According to Fu Linghui, a spokesperson for the National Bureau of Statistics,
“we must be mindful that the domestic and international environments are getting increasingly complicated and uncertain, and that economic development is confronted with substantial obstacles and hurdles.”
With regard to the pattern of the next stage, he stated that “despite some pressure on the economy in the short term, when looking at the economy as a complete year, China’s economy is likely to retain a recovery trend of development.”
Fu Linghui, spokesperson of the National Bureau of Statistics
China’s central bank reduced its reserve requirement ratio (RRR), or the amount of cash that banks are required to maintain in reserve, in a much-anticipated action last Friday in order to support the country’s weakening economy in the face of mounting headwinds.
For the time being, even the most pessimistic experts predict that China’s economy would grow by more than 7.5 percent this year, which is a pretty high rate for an economy of China’s size. Beijing has set a target of doubling the country’s gross domestic product from its current levels by 2035, which would imply yearly growth of almost 5%. That may prove to be a useful starting point for policymakers.
According to Bo Zhuang, China economist at Loomis Sayles Investments Asia, the country’s real estate investment could fall by 10% in the first half of next year while still achieving annual growth of 5% because the country’s credit cycle is nearing its bottom and fiscal policy could tighten ahead of a crucial Communist Party congress in the autumn.
He thinks that Beijing would set a growth target of about 5.5 percent for the country next year.
Nonetheless, the recent decline, particularly paired with concerns over Evergrande, is leading some analysts to question if they are being overly optimistic about the stock’s near-term prospects.
The analysts at Bank of America proposed a “bearish scenario” in which the real estate market undergoes a disorderly adjustment in which property prices fall by 10%, reducing sales and discouraging banks from financing to the sector.
According to this scenario, growth might be as low as 7.5 percent this year and 2.2 percent in 2022, according to the World Bank.

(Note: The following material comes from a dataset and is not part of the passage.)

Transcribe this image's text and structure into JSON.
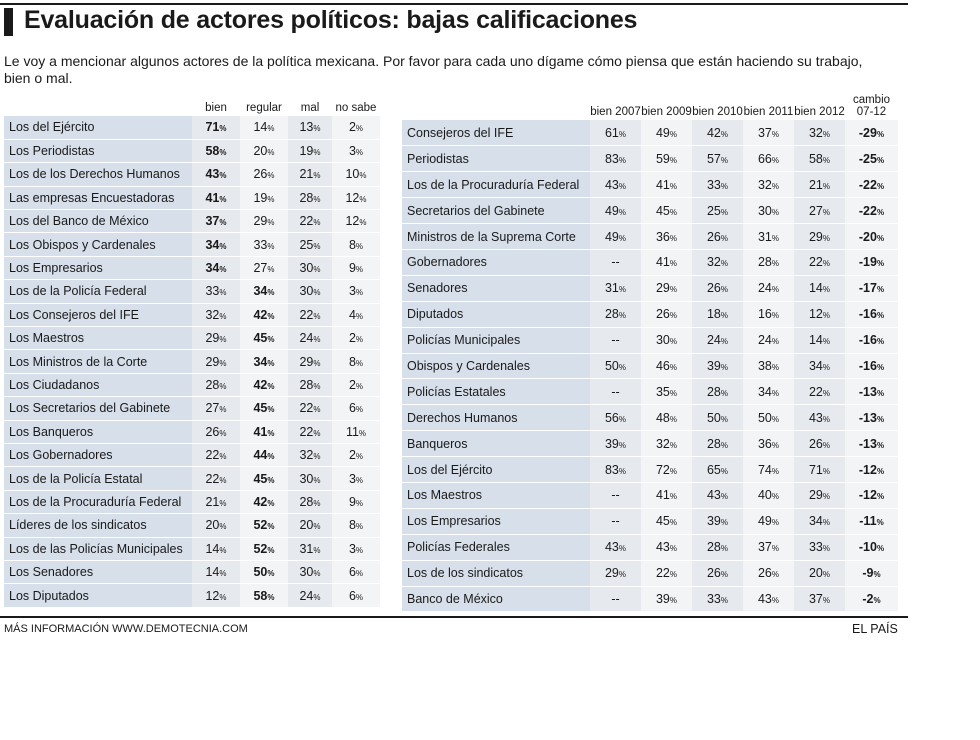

The other danger is that China’s policymakers may find it difficult to convert the economy back into growth gear if they believe it is necessary. The analysts at Citigroup, led by Xiangrong Yu,
observed that energy shortages, which are already constraining industrial production, will make it more difficult to cushion growth by increasing investment in infrastructure in the future. They said that such a programme would only be effective next year if the power shortage was alleviated.
As a result, local governments are having difficulty identifying feasible projects to engage in, and property developers’ inability to obtain financing has caused them to delay land purchases, which threatens to erode a $1 trillion revenue stream for local governments.
“Property and energy issues will continue to have an impact on growth in the fourth quarter,” said Houze Song, a China economic researcher at the Paulson Institute, a think tank based in the United States. In the short term, “it is likely that full-year growth will conclude below 8 percent.”